At the same time, the park will also take advantage of the presence of the utilities, connecting into the existing lines for the park facility’s power, sanitary sewage, and natural gas needs, for instance. Likewise, the city plans to take advantage of the construction on the site to replace an existing lift station and force main that have reached the end of their useful service lives, Sahebkar adds.
Up and down
The site is currently accessed primarily by automobile, Sahebkar says, but most of the existing parking lot will be replaced with new green spaces. The goal is to improve pedestrian and public transit access, he adds.
To accomplish this, for example, a stepped promenade will lead people down from a new gateway plaza entrance along the bluff, and there are plans for improved bus and trolley service to the site. Fountains and other water features will re-create, at least in spirit, the natural springs that once existed in the area, and walls and other spaces along the bluff walk route will be available for murals and other artistic creations.
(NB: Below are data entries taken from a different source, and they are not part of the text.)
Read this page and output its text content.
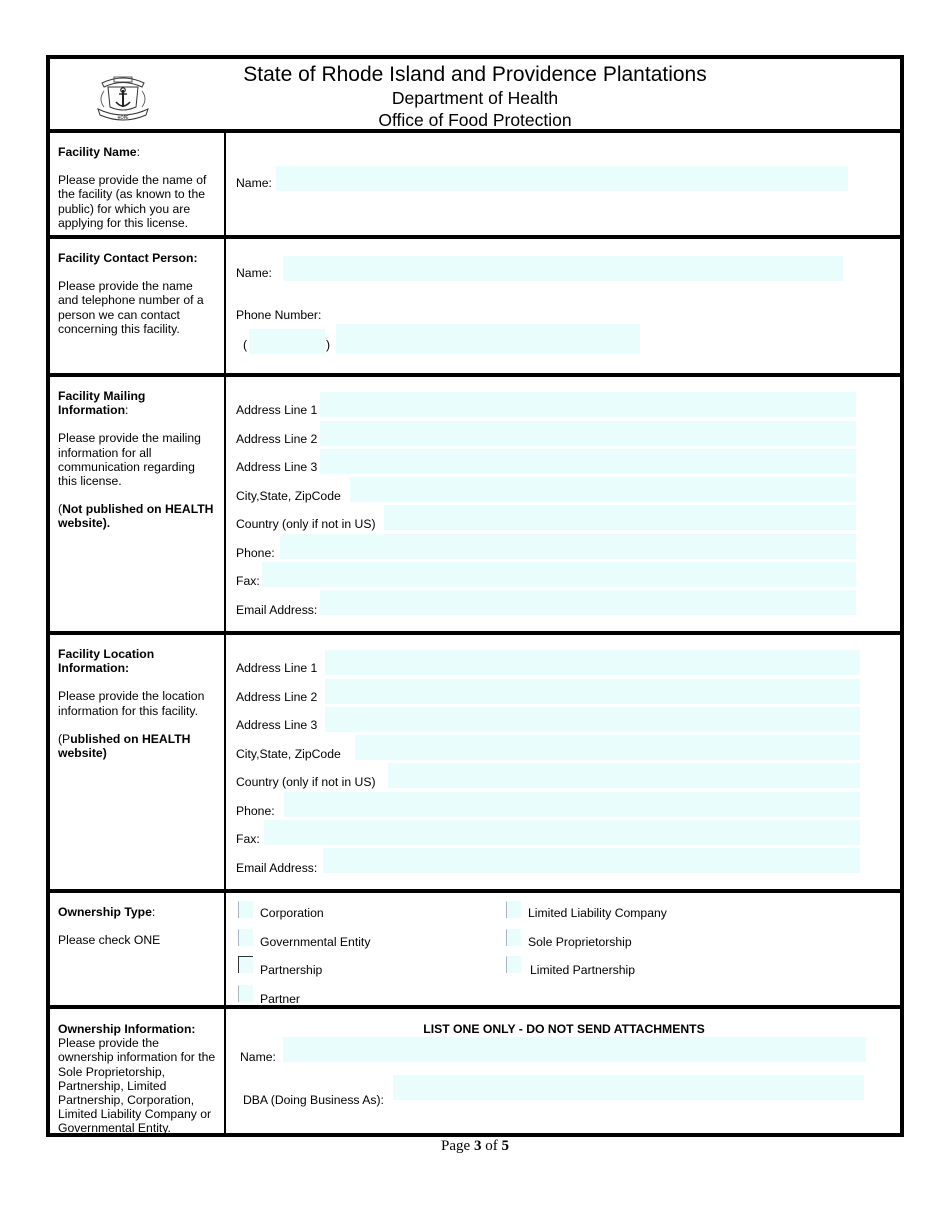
HOPE
State of Rhode Island and Providence Plantations
Department of Health
Office of Food Protection
Facility Name:

Please provide the name of the facility (as known to the public) for which you are applying for this license.

Name:
Facility Contact Person:

Please provide the name and telephone number of a person we can contact concerning this facility.

Name:
Phone Number:
(	)
Facility Mailing Information:

Please provide the mailing information for all communication regarding this license.

(Not published on HEALTH website).

Address Line 1
Address Line 2
Address Line 3
City,State, ZipCode
Country (only if not in US)
Phone:
Fax:
Email Address:
Facility Location Information:

Please provide the location information for this facility.

(Published on HEALTH website)

Address Line 1
Address Line 2
Address Line 3
City,State, ZipCode
Country (only if not in US)
Phone:
Fax:
Email Address:
Ownership Type:

Please check ONE

Corporation
Governmental Entity
Partnership
Partner
Limited Liability Company
Sole Proprietorship
Limited Partnership
Ownership Information:

Please provide the ownership information for the Sole Proprietorship, Partnership, Limited Partnership, Corporation, Limited Liability Company or Governmental Entity.

LIST ONE ONLY - DO NOT SEND ATTACHMENTS
Name:
DBA (Doing Business As):
Page 3 of 5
A new connection to an existing ramp will also be constructed to help pedestrians access the causeway and the beach, and a new pedestrian access to a water taxi landing is also planned. In addition, an improved connection will be established between the park and the library building, Sahebkar says.
Storms and sustainability
To help protect the site from flooding caused by storms or sea level rise, most of the park will sit at least 1 to 2 ft above the current or proposed Federal Emergency Management Agency required elevations, Sahebkar says. The area around the band shell, on the north end of the park, will be raised even higher, sloping roughly 6 ft up from the water’s edge to accommodate a secondary line of defense in the form of a buried steel sheet pile wall, roughly 13 ft tall, designed to protect the area against erosion. A similar wall will be buried around two new structures toward the south end of the park that will serve as a dockmaster building for the marina and restrooms for park visitors; an existing, smaller dock building will be converted into park offices, Sahebkar says.
A roughly 1.5-acre freshwater artificial lake is planned south of the dockmaster building, primarily for stormwater treatment, Sahebkar notes. But the lake will also feature a walking path, pedestrian bridge, and fountains to make it another park attraction.
Bioswales for stormwater conveyance will be located throughout the site, he adds, and other sustainability-oriented features will include electric vehicle charging stations and solar panels to help power the park’s facilities.